You might be able to find this seasoning online or in your local Middle Eastern shop, but it might be difficult to find. So to save time and money, just collect the spices, toast them, grind them, put the spice blend in a jar and add it to your Middle Eastern dishes!
WHAT IS BAHARAT
“Baharat” is the Arabic word for “spice”, this seasoning is the official blend of the Middle East cuisine. It’s pretty much used in everything, and it consists of 7 spices. Sometimes it’s referred to as “Al baharat al sabaa” which literally translates into, the 7 spices or “Baharat mushakkaleh” which translates into assorted spices.
This spice blend is used to season meat, chicken, veggies, and soup. The recipe that I’m sharing here is the Arabic one from Levantine countries, there might be different versions in Africa, Turkey or Greece.
To make baharat, you will need:
HOW TO MAKE BAHARAT SPICE BLEND?
First, you need to collect the spices. I don’t recommend any extras such as paprika, or turmeric as that will change the flavor and you’ll end up with a different spice blend.
You can either collect ground spices and just mix them, or as I did, collect whole spices and toast them then grind them.
To toast the spices, put them in a dry hot skillet and toast for 4-5 minutes. I use a wooden spoon and mix so they don’t get burnt. They will be really fragrant once toasted.

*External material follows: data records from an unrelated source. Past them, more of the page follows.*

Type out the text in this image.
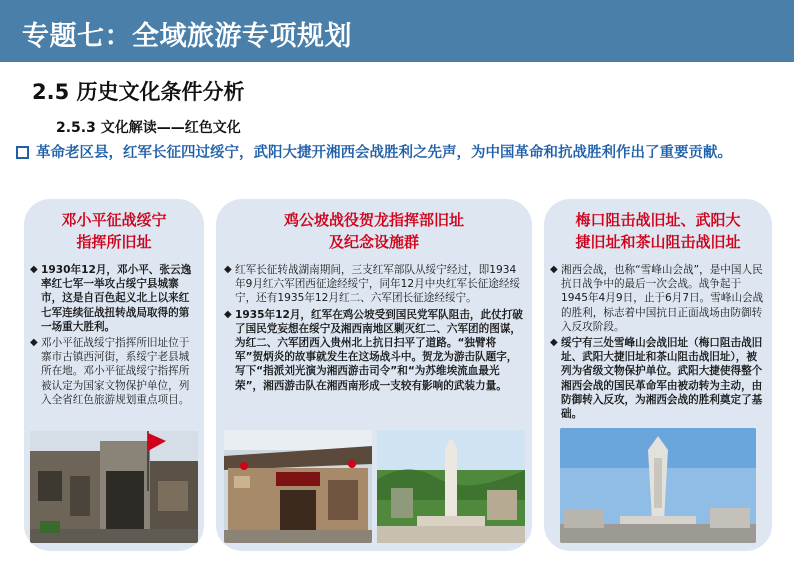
专题七：全域旅游专项规划
2.5 历史文化条件分析
2.5.3 文化解读——红色文化
革命老区县，红军长征四过绥宁，武阳大捷开湘西会战胜利之先声，为中国革命和抗战胜利作出了重要贡献。
邓小平征战绥宁
指挥所旧址
◆ 1930年12月，邓小平、张云逸率红七军一举攻占绥宁县城寨市，这是自百色起义北上以来红七军连续征战扭转战局取得的第一场重大胜利。
◆ 邓小平征战绥宁指挥所旧址位于寨市古镇西河街，系绥宁老县城所在地。邓小平征战绥宁指挥所被认定为国家文物保护单位，列入全省红色旅游规划重点项目。
鸡公坡战役贺龙指挥部旧址
及纪念设施群
◆ 红军长征转战湖南期间，三支红军部队从绥宁经过，即1934年9月红六军团西征途经绥宁，同年12月中央红军长征途经绥宁，还有1935年12月红二、六军团长征途经绥宁。
◆ 1935年12月，红军在鸡公坡受到国民党军队阻击，此仗打破了国民党妄想在绥宁及湘西南地区剿灭红二、六军团的图谋，为红二、六军团西入贵州北上抗日扫平了道路。“独臂将军”贺炳炎的故事就发生在这场战斗中。贺龙为游击队题字，写下“指派刘光演为湘西游击司令”和“为苏维埃流血最光荣”，湘西游击队在湘西南形成一支较有影响的武装力量。
梅口阻击战旧址、武阳大
捷旧址和茶山阻击战旧址
◆ 湘西会战，也称“雪峰山会战”，是中国人民抗日战争中的最后一次会战。战争起于1945年4月9日，止于6月7日。雪峰山会战的胜利，标志着中国抗日正面战场由防御转入反攻阶段。
◆ 绥宁有三处雪峰山会战旧址（梅口阻击战旧址、武阳大捷旧址和茶山阻击战旧址），被列为省级文物保护单位。武阳大捷使得整个湘西会战的国民革命军由被动转为主动，由防御转入反攻，为湘西会战的胜利奠定了基础。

Alternatively, put the spices on a cookie sheet and bake at 180c (360f) for 5 minutes.
Once the spices are toasted, grind them using a pestle and mortar or an electric grinder.
If you’re looking to buy a really good electric spice grinder, then I can recommend this Cuisinart spice grinder (currently on sale for just $36, it went down from $70).
This is the grinder that we used at the cookery school when I did my chef training, it’s so efficient and the reason why I love it because it comes with a removable stainless steel bowl (most cheaper spice grinders come with built-in bowls which makes them so difficult to clean). And you can just pop the bowl in the dishwasher! It’s also great for grinding nuts.
The KitchenAid spice grinder is also great, it comes with 2 bowls and that’s perfect if you also would like to grind coffee.
Whole spices stay fresh for longer, once you grind them, they need to be stored in a cool dry place. However, homemade spices last much longer than any ground spice that you buy from a store. So store in an airtight jar in a cool dry place for up to a year.
To make a baharat marinade, just mix baharat with olive oil and lemon juice and use it as a marinade to marinate meat, poultry or tofu.
HOW CAN I USE BAHARAT?
Find all of my Middle Eastern recipes here.
If you make this baharat blend, please don’t forget to rate it and share a picture on social media. Tag #LittleSunnyKitchen in your posts as I would really love to see what you make! Thank you for supporting Little Sunny Kitchen, so I can keep sharing my family recipes with you for free.
Baharat Spice Blend
- 1 Cinnamon stick
- 3 tbsp Black peppercorns
- ½ tbsp Cardamom
- 2 pieces Nutmeg
- 2 tbsp Coriander
- 1 tbsp Cloves
- 2 tbsp Cumin seeds
- Collect the spices. I don't recommend any extras such as paprika, or turmeric as that will change the flavor and you'll end up with a different spice blend. You can either collect ground spices and just mix them, or as I did, collect whole spices and toast them then grind them.
- To toast the spices, put them in a dry hot skillet and toast for 4-5 minutes. I use a wooden spoon and mix so they don't get burnt. They will be really fragrant once toasted.
- Alternatively, put the spices on a cookie sheet and bake at 180c (360f) for 5 minutes.
- Once the spices are toasted, grind them using a pestle and mortar or an electric grinder.
- Store in a sealed container for up to 1 year.